India recorded less than 1,000 new COVID-19 cases for the first time in 715 days even as the virus tally rose to 4,30,29,044, while the active infection count fell below 13,000, according to the Union Health Ministry data updated on Monday.

The number of active cases is the lowest in 714 days, the data showed.

Thirteen new fatalities pushed the death toll from the pandemic to 5,21,358, the data updated at 8 am stated.

Also Read:Amid global COVID surge, WHO warns against treating omicron like the flu

The active case count comprises 0.03% of the total infections, while the national COVID-19 recovery rate remained at 98.76%, the ministry said.

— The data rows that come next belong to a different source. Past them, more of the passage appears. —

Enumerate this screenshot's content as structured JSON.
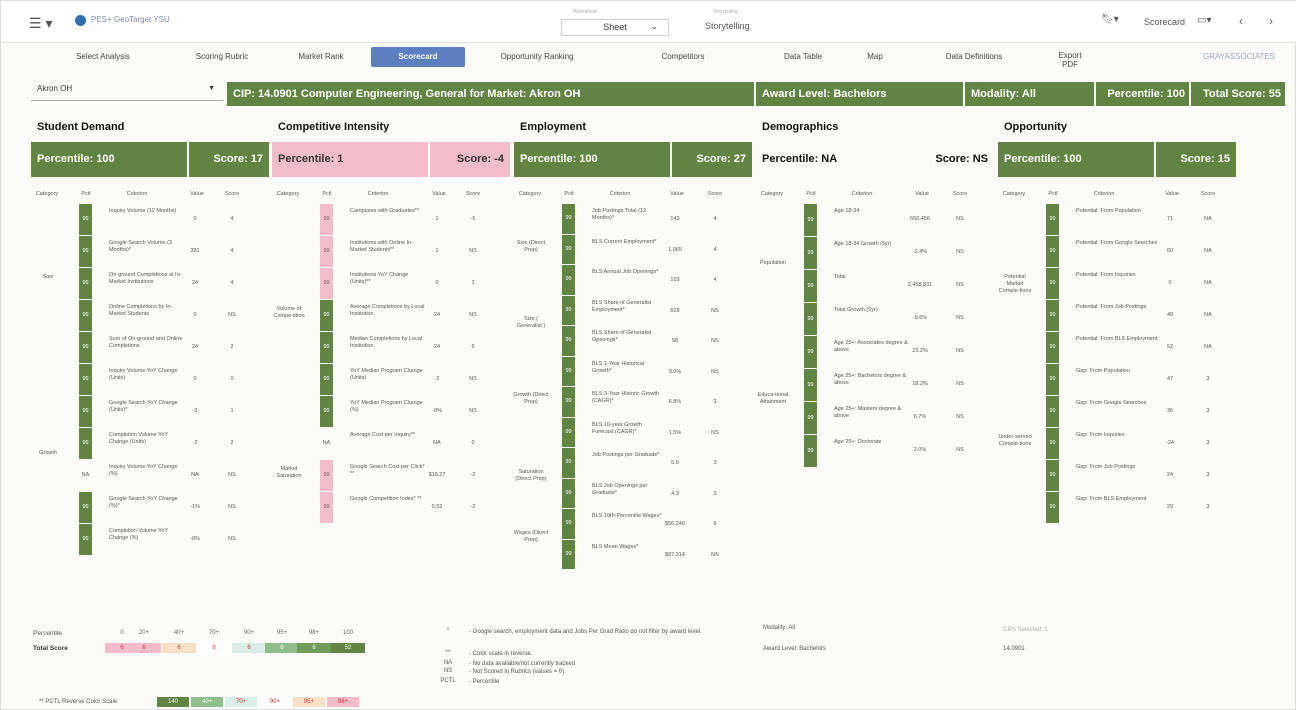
{
  "app": {
    "title": "PES+ GeoTarget YSU",
    "worksheet_small": "Worksheet",
    "worksheet": "Sheet",
    "storytelling_small": "Storytelling",
    "storytelling": "Storytelling",
    "scorecard_btn": "Scorecard"
  },
  "nav": {
    "items": [
      "Select Analysis",
      "Scoring Rubric",
      "Market Rank",
      "Opportunity Ranking",
      "Competitors",
      "Data Table",
      "Map",
      "Data Definitions",
      "Export PDF"
    ],
    "selected": "Scorecard",
    "brand": "GRAYASSOCIATES"
  },
  "filter": {
    "market": "Akron OH"
  },
  "banner": {
    "title": "CIP: 14.0901 Computer Engineering, General for Market: Akron OH",
    "award": "Award Level: Bachelors",
    "modality": "Modality: All",
    "percentile": "Percentile: 100",
    "total": "Total Score: 55"
  },
  "sections": {
    "student": {
      "title": "Student Demand",
      "percentile": "Percentile: 100",
      "score": "Score: 17",
      "cats": [
        {
          "name": "Size"
        },
        {
          "name": "Growth"
        }
      ],
      "rows": [
        {
          "pct": "99",
          "crit": "Inquiry Volume (12 Months)",
          "val": "0",
          "score": "4"
        },
        {
          "pct": "99",
          "crit": "Google Search Volume (3 Months)*",
          "val": "381",
          "score": "4"
        },
        {
          "pct": "99",
          "crit": "On-ground Completions at In-Market Institutions",
          "val": "24",
          "score": "4"
        },
        {
          "pct": "99",
          "crit": "Online Completions by In-Market Students",
          "val": "0",
          "score": "NS"
        },
        {
          "pct": "99",
          "crit": "Sum of On-ground and Online Completions",
          "val": "24",
          "score": "2"
        },
        {
          "pct": "99",
          "crit": "Inquiry Volume YoY Change (Units)",
          "val": "0",
          "score": "0"
        },
        {
          "pct": "99",
          "crit": "Google Search YoY Change (Units)*",
          "val": "-3",
          "score": "1"
        },
        {
          "pct": "99",
          "crit": "Completion Volume YoY Change (Units)",
          "val": "-2",
          "score": "2"
        },
        {
          "pct": "NA",
          "crit": "Inquiry Volume YoY Change (%)",
          "val": "NA",
          "score": "NS"
        },
        {
          "pct": "99",
          "crit": "Google Search YoY Change (%)*",
          "val": "-1%",
          "score": "NS"
        },
        {
          "pct": "99",
          "crit": "Completion Volume YoY Change (%)",
          "val": "-8%",
          "score": "NS"
        }
      ]
    },
    "competitive": {
      "title": "Competitive Intensity",
      "percentile": "Percentile: 1",
      "score": "Score: -4",
      "cats": [
        {
          "name": "Volume of Compe-tition"
        },
        {
          "name": "Market Saturation"
        }
      ],
      "rows": [
        {
          "pct": "99",
          "crit": "Campuses with Graduates**",
          "val": "1",
          "score": "-5"
        },
        {
          "pct": "99",
          "crit": "Institutions with Online In-Market Students**",
          "val": "1",
          "score": "NS"
        },
        {
          "pct": "99",
          "crit": "Institutions YoY Change (Units)**",
          "val": "0",
          "score": "1"
        },
        {
          "pct": "99",
          "crit": "Average Completions by Local Institution",
          "val": "24",
          "score": "NS"
        },
        {
          "pct": "99",
          "crit": "Median Completions by Local Institution",
          "val": "24",
          "score": "6"
        },
        {
          "pct": "99",
          "crit": "YoY Median Program Change (Units)",
          "val": "-2",
          "score": "NS"
        },
        {
          "pct": "99",
          "crit": "YoY Median Program Change (%)",
          "val": "-8%",
          "score": "NS"
        },
        {
          "pct": "NA",
          "crit": "Average Cost per Inquiry**",
          "val": "NA",
          "score": "0"
        },
        {
          "pct": "99",
          "crit": "Google Search Cost per Click* **",
          "val": "$18.27",
          "score": "-2"
        },
        {
          "pct": "99",
          "crit": "Google Competition Index* **",
          "val": "0.52",
          "score": "-2"
        }
      ]
    },
    "employment": {
      "title": "Employment",
      "percentile": "Percentile: 100",
      "score": "Score: 27",
      "cats": [
        {
          "name": "Size (Direct Prep)"
        },
        {
          "name": "Size ( Generalist )"
        },
        {
          "name": "Growth (Direct Prep)"
        },
        {
          "name": "Saturation (Direct Prep)"
        },
        {
          "name": "Wages (Direct Prep)"
        }
      ],
      "rows": [
        {
          "pct": "99",
          "crit": "Job Postings Total (12 Months)*",
          "val": "143",
          "score": "4"
        },
        {
          "pct": "99",
          "crit": "BLS Current Employment*",
          "val": "1,065",
          "score": "4"
        },
        {
          "pct": "99",
          "crit": "BLS Annual Job Openings*",
          "val": "103",
          "score": "4"
        },
        {
          "pct": "99",
          "crit": "BLS Share of Generalist Employment*",
          "val": "628",
          "score": "NS"
        },
        {
          "pct": "99",
          "crit": "BLS Share of Generalist Openings*",
          "val": "58",
          "score": "NS"
        },
        {
          "pct": "99",
          "crit": "BLS 1-Year Historical Growth*",
          "val": "9.0%",
          "score": "NS"
        },
        {
          "pct": "99",
          "crit": "BLS 3-Year Historic Growth (CAGR)*",
          "val": "6.8%",
          "score": "3"
        },
        {
          "pct": "99",
          "crit": "BLS 10-year Growth Forecast (CAGR)*",
          "val": "1.5%",
          "score": "NS"
        },
        {
          "pct": "99",
          "crit": "Job Postings per Graduate*",
          "val": "5.9",
          "score": "3"
        },
        {
          "pct": "99",
          "crit": "BLS Job Openings per Graduate*",
          "val": "4.3",
          "score": "3"
        },
        {
          "pct": "99",
          "crit": "BLS 10th-Percentile Wages*",
          "val": "$56,246",
          "score": "6"
        },
        {
          "pct": "99",
          "crit": "BLS Mean Wages*",
          "val": "$87,214",
          "score": "NS"
        }
      ]
    },
    "demographics": {
      "title": "Demographics",
      "percentile": "Percentile: NA",
      "score": "Score: NS",
      "cats": [
        {
          "name": "Population"
        },
        {
          "name": "Educa-tional Attainment"
        }
      ],
      "rows": [
        {
          "pct": "99",
          "crit": "Age 18-34",
          "val": "550,456",
          "score": "NS"
        },
        {
          "pct": "99",
          "crit": "Age 18-34 Growth (5yr)",
          "val": "-2.4%",
          "score": "NS"
        },
        {
          "pct": "99",
          "crit": "Total",
          "val": "2,458,831",
          "score": "NS"
        },
        {
          "pct": "99",
          "crit": "Total Growth (5yr)",
          "val": "-0.6%",
          "score": "NS"
        },
        {
          "pct": "99",
          "crit": "Age 25+: Associates degree & above",
          "val": "23.2%",
          "score": "NS"
        },
        {
          "pct": "99",
          "crit": "Age 25+: Bachelors degree & above",
          "val": "18.2%",
          "score": "NS"
        },
        {
          "pct": "99",
          "crit": "Age 25+: Masters degree & above",
          "val": "6.7%",
          "score": "NS"
        },
        {
          "pct": "99",
          "crit": "Age 25+: Doctorate",
          "val": "2.0%",
          "score": "NS"
        }
      ]
    },
    "opportunity": {
      "title": "Opportunity",
      "percentile": "Percentile: 100",
      "score": "Score: 15",
      "cats": [
        {
          "name": "Potential Market Comple-tions"
        },
        {
          "name": "Under-served Comple-tions"
        }
      ],
      "rows": [
        {
          "pct": "99",
          "crit": "Potential: From Population",
          "val": "71",
          "score": "NA"
        },
        {
          "pct": "99",
          "crit": "Potential: From Google Searches",
          "val": "60",
          "score": "NA"
        },
        {
          "pct": "99",
          "crit": "Potential: From Inquiries",
          "val": "0",
          "score": "NA"
        },
        {
          "pct": "99",
          "crit": "Potential: From Job Postings",
          "val": "48",
          "score": "NA"
        },
        {
          "pct": "99",
          "crit": "Potential: From BLS Employment",
          "val": "52",
          "score": "NA"
        },
        {
          "pct": "99",
          "crit": "Gap: From Population",
          "val": "47",
          "score": "3"
        },
        {
          "pct": "99",
          "crit": "Gap: From Google Searches",
          "val": "36",
          "score": "3"
        },
        {
          "pct": "99",
          "crit": "Gap: From Inquiries",
          "val": "-24",
          "score": "3"
        },
        {
          "pct": "99",
          "crit": "Gap: From Job Postings",
          "val": "24",
          "score": "3"
        },
        {
          "pct": "99",
          "crit": "Gap: From BLS Employment",
          "val": "29",
          "score": "3"
        }
      ]
    }
  },
  "table_headers": {
    "category": "Category",
    "pctl": "Pctl",
    "criterion": "Criterion",
    "value": "Value",
    "score": "Score"
  },
  "legend": {
    "percentile_label": "Percentile",
    "total_label": "Total Score",
    "pct_values": [
      "0",
      "20+",
      "40+",
      "70+",
      "90+",
      "95+",
      "98+",
      "100"
    ],
    "total_values": [
      "6",
      "6",
      "6",
      "6",
      "6",
      "6",
      "6",
      "52"
    ],
    "reverse_label": "** PCTL Reverse Color Scale",
    "reverse_values": [
      "140",
      "40+",
      "70+",
      "90+",
      "95+",
      "98+"
    ],
    "notes": [
      {
        "k": "*",
        "v": "- Google search, employment data and Jobs Per Grad Ratio do not filter by award level."
      },
      {
        "k": "**",
        "v": "- Color scale in reverse."
      },
      {
        "k": "NA",
        "v": "- No data available/not currently tracked"
      },
      {
        "k": "NS",
        "v": "- Not Scored in Rubrics (values = 0)."
      },
      {
        "k": "PCTL",
        "v": "- Percentile"
      }
    ],
    "modality": "Modality: All",
    "award": "Award Level: Bachelors",
    "cips_label": "CIPs Selected: 1",
    "cip": "14.0901"
  },
  "colors": {
    "green": "#628443",
    "pink": "#f3bccb",
    "blue": "#5b7fc0"
  }
}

India recorded COVID-19 cases below 1,000 for the first time since April 18, 2020 when 991 cases were reported.

A reduction of 416 cases has been recorded in the number of active infections in a span of 24 hours.

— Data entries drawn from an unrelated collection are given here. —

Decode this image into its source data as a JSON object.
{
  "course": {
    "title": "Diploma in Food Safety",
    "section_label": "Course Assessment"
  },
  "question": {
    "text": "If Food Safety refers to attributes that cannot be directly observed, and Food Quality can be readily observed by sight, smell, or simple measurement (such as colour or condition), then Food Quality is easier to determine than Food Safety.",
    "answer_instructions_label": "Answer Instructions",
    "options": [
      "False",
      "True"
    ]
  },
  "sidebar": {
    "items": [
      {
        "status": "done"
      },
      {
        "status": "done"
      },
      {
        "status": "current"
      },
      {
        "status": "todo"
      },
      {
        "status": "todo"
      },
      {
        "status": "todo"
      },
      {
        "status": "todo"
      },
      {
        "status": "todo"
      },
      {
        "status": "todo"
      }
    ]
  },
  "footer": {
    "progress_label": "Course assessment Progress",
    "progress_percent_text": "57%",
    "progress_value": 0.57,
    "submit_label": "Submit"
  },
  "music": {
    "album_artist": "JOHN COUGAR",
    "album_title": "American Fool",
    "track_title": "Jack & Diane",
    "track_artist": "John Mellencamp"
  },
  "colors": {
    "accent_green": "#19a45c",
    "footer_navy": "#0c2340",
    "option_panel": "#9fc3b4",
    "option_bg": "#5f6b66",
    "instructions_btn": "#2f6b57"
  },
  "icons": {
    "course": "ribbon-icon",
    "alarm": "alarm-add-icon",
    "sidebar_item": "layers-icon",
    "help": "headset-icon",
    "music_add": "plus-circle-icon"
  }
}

India’s COVID-19 tally had surpassed the one-crore mark on December 19, 2020. The country crossed the grim milestone of two crore coronavirus cases on May 4 and three crore on June 23 last year.

Also Read: COVID deaths jump by 40%, but cases falling globally: WHO

The daily positivity rate was recorded at 0.29% and the weekly positivity rate at 0.22%, according to the Health Ministry.

A total of 79.10 crore tests for the detection of COVID-19 have been conducted so far, including 3,14,823 in the last 24 hours.

Meanwhile, a new variant of the coronavirus was confirmed by the World Health Organization earlier this week. The new strain of COVID-19 was found in United Kingdom.

XE is a “recombinant” strain resulting from a mutation of the BA.1 and BA.2 Omicron strains. When a patient is infected with numerous COVID variants, recombinant mutations occur. The variants mix up their genetic material during replication, resulting in a new mutation, according to UK experts in a paper published in the British Medical Journal.